The InStr(S, ss) function returns the position in S where its substring matches the string ss. For example, InStr(''ABCDE'', ''CD'') will return a value 3. Actually, the complete syntax for the function is as follows:

InStr([p], S, ss, [Compare])

where p = the position in S at which to begin the search
S = the string to be searched on
ss = the substring to search for
Compare = a value to specify the type of comparison and should be either CompareMethod.Text or CompareMethod.Binary. If CompareMethod.Text is specified, the search is not case sensitive; that is, “abc” and “ABC” are treated as equal.
Using this syntax, the expression InStr(''12-31-1999'', ''-'') will return a value 3 and the expression InStr(4, ''12-31-1999'',''-'') will return a value 6.
The InStrRev function has the following syntax:

InStrRev(S, ss, [p], [Compare])

where all the parameters have exactly the same meaning as those parameters in the InStr function. The positions in which the parameters are placed in the two functions are different, however. Also note that to specify the fourth parameter for the InStr function, you must also provide the value for the first parameter, as shown in the second through fifth code examples in the following table.

Result(Value of Pos)
Pos = InStr(“Containing”, “in”) 6
Pos = InStr(1, “Containing”, “in”) 6
Pos = InStr(7, “Containing”, “in”) 8
Pos = InStr(7, “Containing”, “In”) 0
Pos = InStr(7, “Containing”, “In”, CompareMethod.Text) 8
Pos = InStrRev(“Containing”, “in”) 8
Pos = InStrRev(“Containing”, “In”,, CompareMethod.Text) 8

These functions and the substring functions (Left, Right, Mid) together form a very useful group of functions in parsing strings. An illustration is provided in the next subsection.

The Len Function

The Len function returns the length of the string, including blank spaces. The string “” containing nothing between the quotes has a length zero; therefore, Len(“”) will return a value of 0.
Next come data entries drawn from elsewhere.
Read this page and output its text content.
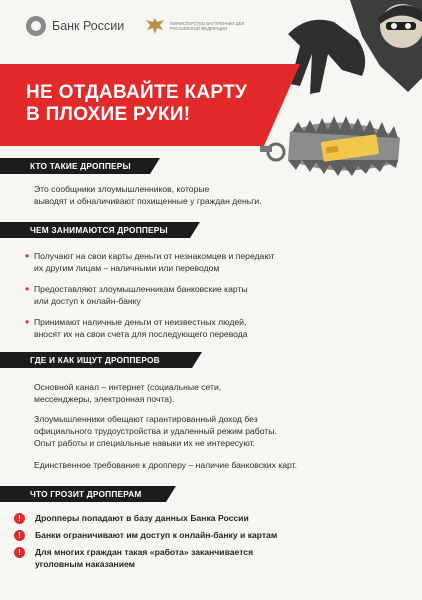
Банк России	МИНИСТЕРСТВО ВНУТРЕННИХ ДЕЛ РОССИЙСКОЙ ФЕДЕРАЦИИ
НЕ ОТДАВАЙТЕ КАРТУ
В ПЛОХИЕ РУКИ!
КТО ТАКИЕ ДРОППЕРЫ
Это сообщники злоумышленников, которые
выводят и обналичивают похищенные у граждан деньги.
ЧЕМ ЗАНИМАЮТСЯ ДРОППЕРЫ
• Получают на свои карты деньги от незнакомцев и передают
их другим лицам – наличными или переводом
• Предоставляют злоумышленникам банковские карты
или доступ к онлайн-банку
• Принимают наличные деньги от неизвестных людей,
вносят их на свои счета для последующего перевода
ГДЕ И КАК ИЩУТ ДРОППЕРОВ
Основной канал – интернет (социальные сети,
мессенджеры, электронная почта).
Злоумышленники обещают гарантированный доход без
официального трудоустройства и удаленный режим работы.
Опыт работы и специальные навыки их не интересуют.
Единственное требование к дропперу – наличие банковских карт.
ЧТО ГРОЗИТ ДРОППЕРАМ
!	Дропперы попадают в базу данных Банка России
!	Банки ограничивают им доступ к онлайн-банку и картам
!	Для многих граждан такая «работа» заканчивается
уголовным наказанием
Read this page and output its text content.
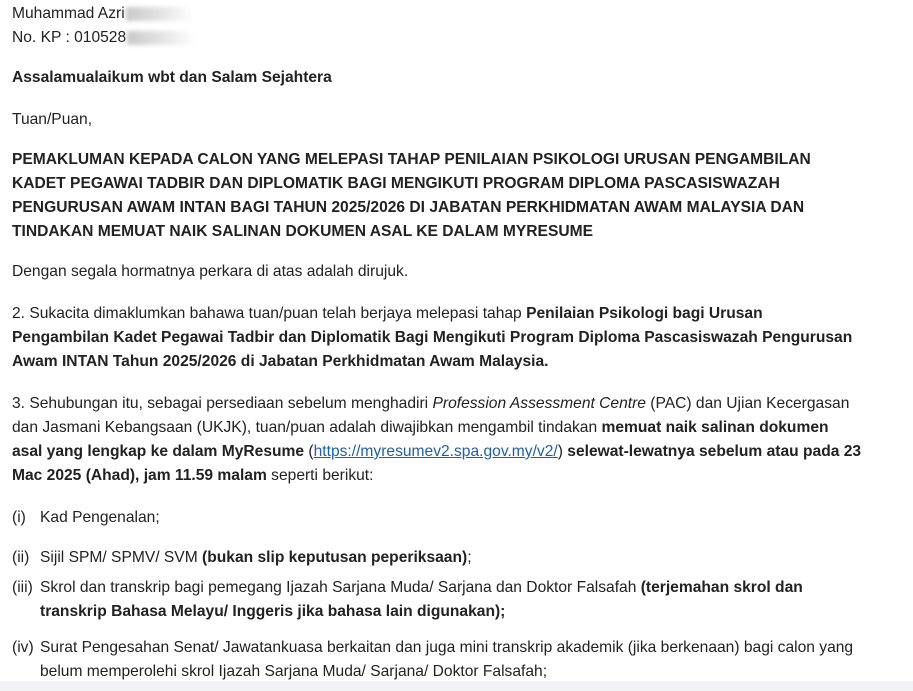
Muhammad Azri
No. KP : 010528
Assalamualaikum wbt dan Salam Sejahtera
Tuan/Puan,
PEMAKLUMAN KEPADA CALON YANG MELEPASI TAHAP PENILAIAN PSIKOLOGI URUSAN PENGAMBILAN
KADET PEGAWAI TADBIR DAN DIPLOMATIK BAGI MENGIKUTI PROGRAM DIPLOMA PASCASISWAZAH
PENGURUSAN AWAM INTAN BAGI TAHUN 2025/2026 DI JABATAN PERKHIDMATAN AWAM MALAYSIA DAN
TINDAKAN MEMUAT NAIK SALINAN DOKUMEN ASAL KE DALAM MYRESUME
Dengan segala hormatnya perkara di atas adalah dirujuk.
2. Sukacita dimaklumkan bahawa tuan/puan telah berjaya melepasi tahap Penilaian Psikologi bagi Urusan
Pengambilan Kadet Pegawai Tadbir dan Diplomatik Bagi Mengikuti Program Diploma Pascasiswazah Pengurusan
Awam INTAN Tahun 2025/2026 di Jabatan Perkhidmatan Awam Malaysia.
3. Sehubungan itu, sebagai persediaan sebelum menghadiri Profession Assessment Centre (PAC) dan Ujian Kecergasan
dan Jasmani Kebangsaan (UKJK), tuan/puan adalah diwajibkan mengambil tindakan memuat naik salinan dokumen
asal yang lengkap ke dalam MyResume (https://myresumev2.spa.gov.my/v2/) selewat-lewatnya sebelum atau pada 23
Mac 2025 (Ahad), jam 11.59 malam seperti berikut:
(i) Kad Pengenalan;
(ii) Sijil SPM/ SPMV/ SVM (bukan slip keputusan peperiksaan);
(iii) Skrol dan transkrip bagi pemegang Ijazah Sarjana Muda/ Sarjana dan Doktor Falsafah (terjemahan skrol dan
transkrip Bahasa Melayu/ Inggeris jika bahasa lain digunakan);
(iv) Surat Pengesahan Senat/ Jawatankuasa berkaitan dan juga mini transkrip akademik (jika berkenaan) bagi calon yang
belum memperolehi skrol Ijazah Sarjana Muda/ Sarjana/ Doktor Falsafah;
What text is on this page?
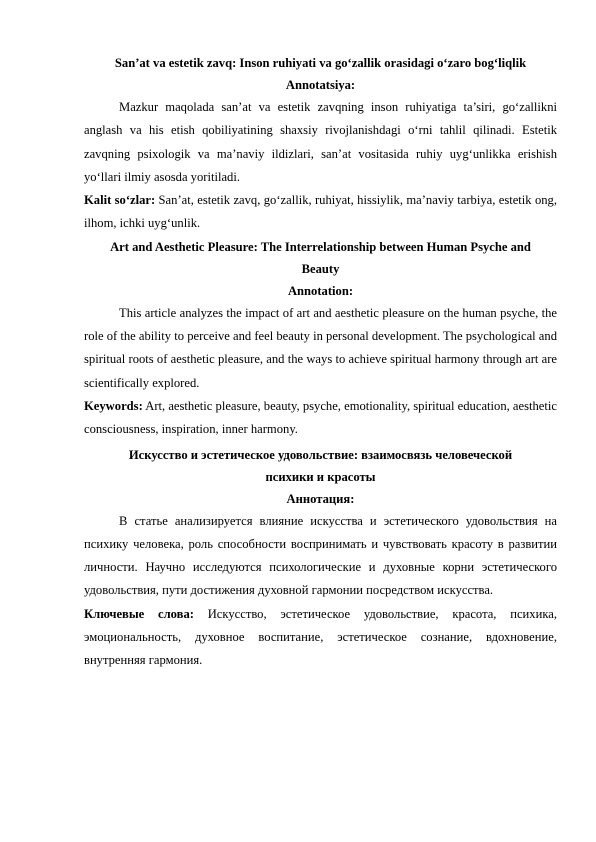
San’at va estetik zavq: Inson ruhiyati va go‘zallik orasidagi o‘zaro bog‘liqlik

Annotatsiya:

Mazkur maqolada san’at va estetik zavqning inson ruhiyatiga ta’siri, go‘zallikni anglash va his etish qobiliyatining shaxsiy rivojlanishdagi o‘rni tahlil qilinadi. Estetik zavqning psixologik va ma’naviy ildizlari, san’at vositasida ruhiy uyg‘unlikka erishish yo‘llari ilmiy asosda yoritiladi.

Kalit so‘zlar: San’at, estetik zavq, go‘zallik, ruhiyat, hissiylik, ma’naviy tarbiya, estetik ong, ilhom, ichki uyg‘unlik.

Art and Aesthetic Pleasure: The Interrelationship between Human Psyche and Beauty

Annotation:

This article analyzes the impact of art and aesthetic pleasure on the human psyche, the role of the ability to perceive and feel beauty in personal development. The psychological and spiritual roots of aesthetic pleasure, and the ways to achieve spiritual harmony through art are scientifically explored.

Keywords: Art, aesthetic pleasure, beauty, psyche, emotionality, spiritual education, aesthetic consciousness, inspiration, inner harmony.

Искусство и эстетическое удовольствие: взаимосвязь человеческой психики и красоты

Аннотация:

В статье анализируется влияние искусства и эстетического удовольствия на психику человека, роль способности воспринимать и чувствовать красоту в развитии личности. Научно исследуются психологические и духовные корни эстетического удовольствия, пути достижения духовной гармонии посредством искусства.

Ключевые слова: Искусство, эстетическое удовольствие, красота, психика, эмоциональность, духовное воспитание, эстетическое сознание, вдохновение, внутренняя гармония.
If you need to check whether a string (say, MyStr) is of zero length, your code is more efficient with:
If Len(MyStr) = 0 Then
than with:
If MyStr = “” Then

Trim, Ltrim, and Rtrim Functions

If you are interested only in the length of the visible characters in a string, you can use the Trim function to trim off the spaces and obtain the length accordingly. Len(Trim(MyString)) gives the length of the string with no leading or trailing spaces. If you are interested in trimming off only the leading spaces of any string, you can use the LTrim function to do the job. Furthermore, if you are interested in trimming off only the trailing spaces, you should use the RTrim function.

Look It Up
Search the Contents tab of the help file. Expand the following items (book icons) in sequence: Visual Studio .NET -> Visual Basic and Visual C # -> Reference -> Visual Basic Language -> Visual Basic Language and Run-Time Reference -> Keywords and Members by Task; then locate and click String manipulation keywords summary. You will find a list of functions organized by purpose and use. These functions can make your job of manipulating strings much easier. You should find Replace, Split, as well as those format functions useful.
Last change: February 13 2016 18:47:36.